WASHINGTON, December 4, 2012 – Frothy and fun, the Virginia Opera’s holiday production of Johann Strauss the Younger’s classic light opera, Die Fledermaus, brightened the stage of George Mason University’s Center for the Arts this past Friday and Sunday. Always a crowd pleaser and usually sung these days in English, at least in the U.S., the company’s production boasted lavish period costumes, decadent drawing room sets designed by the popular Erhard Rom, and best of all, decent singing for the most part.
Although the 1874 premiere of Fledermaus was a flop, due largely to extraordinary circumstances, the opera quickly recovered and remains one of the most performed operatic works in the repertoire even to this day. The key to the opera’s success is not due at all to its supremely silly plot, but to the nonstop cavalcade of beloved Johann Strauss dance tunes that flow almost continuously, from the initial downbeat of its popular overture to the last bar of the finale.
“Die Fledermaus”—literally “the flying mouse”—is actually the German term for “bat.” But Strauss’ eponymous opera has nothing to do with Dracula and Transylvania. Instead, its gossamer-thin plot revolves around a point-counterpoint of practical jokes.

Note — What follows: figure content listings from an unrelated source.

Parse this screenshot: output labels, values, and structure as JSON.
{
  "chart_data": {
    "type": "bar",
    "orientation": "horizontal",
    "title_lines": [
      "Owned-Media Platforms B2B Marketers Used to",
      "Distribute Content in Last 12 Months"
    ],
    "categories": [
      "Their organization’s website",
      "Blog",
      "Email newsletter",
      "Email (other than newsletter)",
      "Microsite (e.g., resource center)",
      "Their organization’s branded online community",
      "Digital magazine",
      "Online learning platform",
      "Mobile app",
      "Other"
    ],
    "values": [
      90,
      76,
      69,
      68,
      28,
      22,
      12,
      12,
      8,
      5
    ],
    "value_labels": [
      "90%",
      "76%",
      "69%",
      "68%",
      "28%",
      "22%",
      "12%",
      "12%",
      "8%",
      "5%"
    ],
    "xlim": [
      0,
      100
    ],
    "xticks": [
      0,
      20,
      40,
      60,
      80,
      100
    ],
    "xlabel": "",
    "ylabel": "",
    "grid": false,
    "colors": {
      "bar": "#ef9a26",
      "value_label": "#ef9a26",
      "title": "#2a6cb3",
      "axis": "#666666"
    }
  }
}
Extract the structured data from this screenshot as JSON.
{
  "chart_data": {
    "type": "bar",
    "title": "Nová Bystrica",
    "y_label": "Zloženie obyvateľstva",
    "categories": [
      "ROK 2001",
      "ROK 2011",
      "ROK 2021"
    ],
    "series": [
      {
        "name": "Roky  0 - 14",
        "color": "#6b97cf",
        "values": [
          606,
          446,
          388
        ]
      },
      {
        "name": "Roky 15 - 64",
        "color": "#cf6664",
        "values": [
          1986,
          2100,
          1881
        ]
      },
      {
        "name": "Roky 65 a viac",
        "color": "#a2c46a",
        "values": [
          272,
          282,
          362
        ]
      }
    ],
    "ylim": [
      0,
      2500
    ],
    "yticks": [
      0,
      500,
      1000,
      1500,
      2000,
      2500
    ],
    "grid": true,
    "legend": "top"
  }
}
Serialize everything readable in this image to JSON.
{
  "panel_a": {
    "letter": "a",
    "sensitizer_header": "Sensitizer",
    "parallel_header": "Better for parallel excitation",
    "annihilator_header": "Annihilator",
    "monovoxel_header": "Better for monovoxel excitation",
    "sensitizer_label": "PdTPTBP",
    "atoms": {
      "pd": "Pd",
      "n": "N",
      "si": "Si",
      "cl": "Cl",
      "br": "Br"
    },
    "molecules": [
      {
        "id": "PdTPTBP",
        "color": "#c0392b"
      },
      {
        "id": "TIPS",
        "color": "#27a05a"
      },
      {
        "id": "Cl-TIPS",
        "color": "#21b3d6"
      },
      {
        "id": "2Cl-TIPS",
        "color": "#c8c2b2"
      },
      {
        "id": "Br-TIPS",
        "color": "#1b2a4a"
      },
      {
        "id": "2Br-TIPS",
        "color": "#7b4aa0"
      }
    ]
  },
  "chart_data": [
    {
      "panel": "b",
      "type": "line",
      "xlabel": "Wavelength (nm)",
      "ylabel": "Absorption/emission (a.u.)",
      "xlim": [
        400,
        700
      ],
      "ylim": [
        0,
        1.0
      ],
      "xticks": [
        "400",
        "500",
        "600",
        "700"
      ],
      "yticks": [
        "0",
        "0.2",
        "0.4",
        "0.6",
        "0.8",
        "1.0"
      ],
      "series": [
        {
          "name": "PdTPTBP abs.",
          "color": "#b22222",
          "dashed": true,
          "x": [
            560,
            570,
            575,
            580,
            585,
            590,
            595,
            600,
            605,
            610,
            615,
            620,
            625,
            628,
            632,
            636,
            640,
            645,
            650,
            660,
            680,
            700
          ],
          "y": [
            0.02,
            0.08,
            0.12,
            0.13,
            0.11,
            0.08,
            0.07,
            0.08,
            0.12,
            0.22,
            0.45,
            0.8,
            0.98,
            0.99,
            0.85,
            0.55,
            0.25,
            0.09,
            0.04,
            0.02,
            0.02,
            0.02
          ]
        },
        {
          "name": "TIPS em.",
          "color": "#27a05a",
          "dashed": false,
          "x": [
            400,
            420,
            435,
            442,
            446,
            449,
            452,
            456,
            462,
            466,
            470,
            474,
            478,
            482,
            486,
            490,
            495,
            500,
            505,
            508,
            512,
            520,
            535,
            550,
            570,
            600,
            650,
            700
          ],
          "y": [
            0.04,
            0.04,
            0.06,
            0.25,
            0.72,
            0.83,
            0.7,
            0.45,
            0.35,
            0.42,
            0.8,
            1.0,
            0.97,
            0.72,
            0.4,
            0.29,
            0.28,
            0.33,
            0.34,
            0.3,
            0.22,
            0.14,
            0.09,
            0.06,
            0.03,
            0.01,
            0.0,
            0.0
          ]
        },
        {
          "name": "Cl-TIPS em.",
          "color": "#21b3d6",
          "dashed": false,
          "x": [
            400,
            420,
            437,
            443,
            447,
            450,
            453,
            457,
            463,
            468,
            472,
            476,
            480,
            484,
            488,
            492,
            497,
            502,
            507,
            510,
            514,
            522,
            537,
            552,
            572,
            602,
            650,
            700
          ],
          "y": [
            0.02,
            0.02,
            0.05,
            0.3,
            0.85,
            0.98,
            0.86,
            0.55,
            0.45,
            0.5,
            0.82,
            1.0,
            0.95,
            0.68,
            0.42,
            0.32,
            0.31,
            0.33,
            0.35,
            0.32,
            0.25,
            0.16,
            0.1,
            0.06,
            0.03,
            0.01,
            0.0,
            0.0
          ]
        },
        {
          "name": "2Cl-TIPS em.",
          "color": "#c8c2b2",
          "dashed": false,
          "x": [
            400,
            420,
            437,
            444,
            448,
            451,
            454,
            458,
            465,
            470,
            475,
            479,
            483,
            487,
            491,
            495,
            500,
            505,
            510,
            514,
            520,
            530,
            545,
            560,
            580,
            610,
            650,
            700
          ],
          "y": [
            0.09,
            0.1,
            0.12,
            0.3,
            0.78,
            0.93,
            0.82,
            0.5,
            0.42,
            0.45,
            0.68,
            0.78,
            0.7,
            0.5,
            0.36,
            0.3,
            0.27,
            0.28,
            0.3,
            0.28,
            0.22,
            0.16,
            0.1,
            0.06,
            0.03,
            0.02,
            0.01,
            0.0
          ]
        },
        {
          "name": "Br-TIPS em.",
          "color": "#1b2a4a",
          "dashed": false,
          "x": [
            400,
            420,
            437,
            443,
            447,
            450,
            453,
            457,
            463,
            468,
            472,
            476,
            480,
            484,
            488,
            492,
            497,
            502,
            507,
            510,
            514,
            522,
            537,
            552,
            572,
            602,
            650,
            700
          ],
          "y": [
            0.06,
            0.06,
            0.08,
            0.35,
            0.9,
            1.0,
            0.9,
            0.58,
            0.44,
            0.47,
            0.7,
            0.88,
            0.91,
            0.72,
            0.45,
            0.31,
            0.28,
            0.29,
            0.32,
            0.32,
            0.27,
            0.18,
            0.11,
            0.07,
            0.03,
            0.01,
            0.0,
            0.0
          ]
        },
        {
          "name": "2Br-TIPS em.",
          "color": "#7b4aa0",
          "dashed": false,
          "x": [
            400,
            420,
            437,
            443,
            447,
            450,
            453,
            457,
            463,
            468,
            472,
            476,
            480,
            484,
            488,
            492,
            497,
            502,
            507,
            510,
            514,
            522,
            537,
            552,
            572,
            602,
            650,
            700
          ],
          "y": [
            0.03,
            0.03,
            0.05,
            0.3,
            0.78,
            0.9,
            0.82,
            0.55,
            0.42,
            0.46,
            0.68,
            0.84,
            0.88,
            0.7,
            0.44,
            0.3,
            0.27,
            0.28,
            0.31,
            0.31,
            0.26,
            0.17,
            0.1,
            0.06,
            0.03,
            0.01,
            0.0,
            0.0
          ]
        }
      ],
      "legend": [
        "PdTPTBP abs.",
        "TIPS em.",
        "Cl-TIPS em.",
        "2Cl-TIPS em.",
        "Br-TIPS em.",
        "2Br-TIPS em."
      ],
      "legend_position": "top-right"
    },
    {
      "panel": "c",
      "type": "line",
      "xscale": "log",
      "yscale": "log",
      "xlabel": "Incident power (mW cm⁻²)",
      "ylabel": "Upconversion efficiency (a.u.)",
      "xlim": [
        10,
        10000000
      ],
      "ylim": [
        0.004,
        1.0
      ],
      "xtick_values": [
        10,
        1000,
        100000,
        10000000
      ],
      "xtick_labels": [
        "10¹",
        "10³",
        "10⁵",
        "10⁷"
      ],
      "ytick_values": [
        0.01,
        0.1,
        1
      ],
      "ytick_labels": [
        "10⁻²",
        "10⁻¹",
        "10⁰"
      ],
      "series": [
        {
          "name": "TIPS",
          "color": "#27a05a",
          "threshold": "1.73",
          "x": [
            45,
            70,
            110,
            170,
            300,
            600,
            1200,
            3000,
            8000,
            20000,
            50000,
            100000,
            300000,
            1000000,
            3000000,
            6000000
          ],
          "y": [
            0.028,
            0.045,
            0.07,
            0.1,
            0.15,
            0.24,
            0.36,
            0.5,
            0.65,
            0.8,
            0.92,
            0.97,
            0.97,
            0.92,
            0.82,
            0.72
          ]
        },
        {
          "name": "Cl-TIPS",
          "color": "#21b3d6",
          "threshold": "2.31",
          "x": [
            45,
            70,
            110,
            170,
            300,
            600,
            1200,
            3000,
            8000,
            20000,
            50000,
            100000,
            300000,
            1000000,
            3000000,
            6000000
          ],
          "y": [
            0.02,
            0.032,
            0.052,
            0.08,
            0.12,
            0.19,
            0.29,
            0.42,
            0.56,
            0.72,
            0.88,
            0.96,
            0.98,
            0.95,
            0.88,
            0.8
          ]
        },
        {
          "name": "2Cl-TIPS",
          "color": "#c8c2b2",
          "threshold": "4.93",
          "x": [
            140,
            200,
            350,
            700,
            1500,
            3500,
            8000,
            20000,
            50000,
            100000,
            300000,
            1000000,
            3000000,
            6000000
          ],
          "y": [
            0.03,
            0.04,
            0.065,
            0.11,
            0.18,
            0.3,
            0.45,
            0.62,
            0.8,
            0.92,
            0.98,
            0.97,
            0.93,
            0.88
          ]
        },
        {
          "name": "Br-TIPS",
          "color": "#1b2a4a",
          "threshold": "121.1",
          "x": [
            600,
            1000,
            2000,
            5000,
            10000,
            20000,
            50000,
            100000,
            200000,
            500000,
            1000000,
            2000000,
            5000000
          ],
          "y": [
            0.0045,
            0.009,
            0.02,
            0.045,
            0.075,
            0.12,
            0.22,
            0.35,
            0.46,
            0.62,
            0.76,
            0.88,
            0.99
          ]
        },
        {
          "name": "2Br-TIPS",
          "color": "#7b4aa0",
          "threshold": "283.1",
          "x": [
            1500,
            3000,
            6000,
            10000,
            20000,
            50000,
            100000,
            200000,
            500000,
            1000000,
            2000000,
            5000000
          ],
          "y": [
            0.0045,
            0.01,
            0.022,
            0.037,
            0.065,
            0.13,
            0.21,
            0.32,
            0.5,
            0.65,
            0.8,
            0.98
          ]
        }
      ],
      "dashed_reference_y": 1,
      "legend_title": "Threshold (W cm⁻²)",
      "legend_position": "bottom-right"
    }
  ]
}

Early in Act I we learn that, prior to the opera’s opening curtain, the opera’s central character, Gabriel von Eisenstein (baritone Philip Cutlip), had pranked his pal, Dr. Falke (baritone Christopher Burchett), at a costume ball some time in the near past. He’d allowed his drunken friend to pass out and sleep it off on a very public park bench, fully costumed as a bat, which exposed Falke to considerable public ridicule when he awoke the following morning.
Now it’s Dr. Falke’s turn to demonstrate that turnabout is fair play. Eisenstein is about to be jailed for a few days, the result of a minor altercation. But Falke convinces Eisenstein to head for a gala Christmas party the very evening his friend is supposed to surrender to the jail’s warden, Frank (bass-baritone Jake Gardner).
The party is a set-up, of course, staged by Falke at the lavish home of the Russian Count Orlovsky (mezzo Abigail Nims in a trouser role), with the Count’s collusion.
Meanwhile, back at the Eisenstein ranch, Eisenstein’s missus, Rosalinde (soprano Emily Pulley), is tempted to resume her long-ago affair with her former lover, the omnipresent Alfred (tenor Ryan MacPherson), but manipulates him into going to jail in the place of her husband. Ultimately, Rosalinde and her crafty maid, Adele (soprano Sarah Jane McMahon), show up in disguise at the big party. When Eisenstein, Falke, warden Frank, and all the others show up, predictable chaos ensues as Eisenstein attempts to seduce his own wife. It’s the Revenge of the Bat.
With such a flimsy plot, it’s the theatrical color and the music that bring any production of Fledermaus to life and this one was no exception. The singing, while not particularly brilliant, was workmanlike, burnished by the remarkably canny comic instincts of the singers.
The best singing during Friday evening’s performance, at least as far as we’re concerned, was turned in by Sarah Jane McMahon as Adele. She took a bright, sunny, devil-may-care attitude toward her character, accentuating it in her singing, and it added real life to the evening. Philip Cutlip was also quite good as the befuddled Eisenstein, although both he and soprano Emily Pulley (Rosalinde) exhibited signs of vocal strain more than once.
Christopher Burchett’s Falke was good as the evening’s master manipulator and resident bat, Ryan MacPherson’s interpretation of Alfred as a vain Italian tenor added to the amusement factor, and Jake Gardner was in excellent voice as Frank. On the other hand, Abigail Nims seemed a little uncomfortable as Count Orlovsky, although she sang well.
An extra hat tip to stage actor and comic Grant Neal, who led off Act III as the jail attendant, Frosh, traditionally an improv comedy bit that’s become an integral part of Fledermaus, where audiences have learned to expect wry references to contemporary politics and events in Frosh’s snappy patter. In the main, Mr. Neal’s patter was generally on target and his slapstick skills were superb.
The company was ably accompanied by the Virginia Symphony Orchestra under the baton of Gary Thor Wedow. Stage direction by Dorothy Danner was expansive, broadly comic, and highly effective in the various dance routines that are a highlight of Act II. The production’s only downside was its relatively lame English translation. On the other hand, the cast’s diction was generally superb—particularly that of Ms. McMahon—which helped the entire confection go down quite smoothly.